In the meantime, this arrangement – which the Camerata RCO released on CD in 2021 – has become a real insider’s tip. Bruckner’s profound, spiritual work, suffused with pathos, takes on a whole new quality in this arrangement. The orchestral sound becomes transparent, while the use of piano and harmonium allow it to exude a charming hint of salon music that is perhaps reminiscent of the famous sound of the salon ensembles of St Mark’s Square in Venice.

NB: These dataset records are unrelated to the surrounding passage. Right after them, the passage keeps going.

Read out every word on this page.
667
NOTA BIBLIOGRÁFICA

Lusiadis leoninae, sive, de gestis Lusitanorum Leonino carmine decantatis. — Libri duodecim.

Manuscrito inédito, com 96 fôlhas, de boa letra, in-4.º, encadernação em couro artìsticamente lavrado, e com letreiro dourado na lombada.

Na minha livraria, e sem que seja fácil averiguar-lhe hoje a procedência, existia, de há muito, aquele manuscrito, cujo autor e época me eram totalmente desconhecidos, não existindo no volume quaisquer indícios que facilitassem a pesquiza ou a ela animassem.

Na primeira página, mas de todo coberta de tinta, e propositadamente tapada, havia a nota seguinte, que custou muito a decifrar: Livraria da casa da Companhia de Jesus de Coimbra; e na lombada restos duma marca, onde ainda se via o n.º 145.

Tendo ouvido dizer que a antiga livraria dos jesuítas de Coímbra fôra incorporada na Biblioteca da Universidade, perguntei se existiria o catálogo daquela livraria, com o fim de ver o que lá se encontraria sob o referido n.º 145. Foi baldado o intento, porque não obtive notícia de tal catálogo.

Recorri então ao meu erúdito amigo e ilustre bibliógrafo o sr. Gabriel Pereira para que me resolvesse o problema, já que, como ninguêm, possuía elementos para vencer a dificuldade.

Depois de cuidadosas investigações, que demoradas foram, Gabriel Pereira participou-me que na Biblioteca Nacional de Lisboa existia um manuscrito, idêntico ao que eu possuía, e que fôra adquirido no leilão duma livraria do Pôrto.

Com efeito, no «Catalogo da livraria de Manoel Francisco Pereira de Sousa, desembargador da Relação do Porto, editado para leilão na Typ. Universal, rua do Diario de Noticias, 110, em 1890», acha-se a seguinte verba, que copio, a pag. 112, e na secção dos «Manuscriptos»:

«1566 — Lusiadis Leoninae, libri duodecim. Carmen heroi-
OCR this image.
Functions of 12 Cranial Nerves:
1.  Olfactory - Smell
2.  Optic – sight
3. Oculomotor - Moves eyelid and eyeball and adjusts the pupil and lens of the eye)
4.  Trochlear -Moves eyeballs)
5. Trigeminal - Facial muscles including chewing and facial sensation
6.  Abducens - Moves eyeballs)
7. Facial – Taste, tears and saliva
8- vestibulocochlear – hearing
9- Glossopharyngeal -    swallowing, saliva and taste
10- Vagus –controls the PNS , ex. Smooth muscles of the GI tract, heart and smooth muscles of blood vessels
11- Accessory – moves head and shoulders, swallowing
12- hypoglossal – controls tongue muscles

The second work on this programme, Wolfgang Amadeus Mozart’s Clarinet Quintet in A Major, is also a product of a collaboration between famous friends. Mozart wrote this work for Anton Stadler, a friend and fellow freemason at his Lodge, and a clarinettist in both the orchestra of the Burgtheater in Vienna and in the Emperor’s court wind band. Stadler was famous for his beautiful tone on the clarinet, and helped to establish his relatively young instrument in the orchestra. Presumably on account of his appearance when blowing his instrument, Mozart nicknamed him “Ribieslgesicht” (“redcurrant face”). The combination of clarinet and string quartet was completely new at the time. Jörg Widmann – one of the best-known clarinettists of our own time – has commented on a variation in the forth movement of Mozart’s Quintet as follows: “In this Adagio, Mozart achieves the greatest seriousness of expression of which he is capable – only suddenly to exclaim: ‘Oh, it’s not all that bad’. And then he proceeds again, and you feel as if you’re plunging into cold water. These moments are perhaps decisive, because they bring us closer to his personality. It’s simply Mozart: peerless”.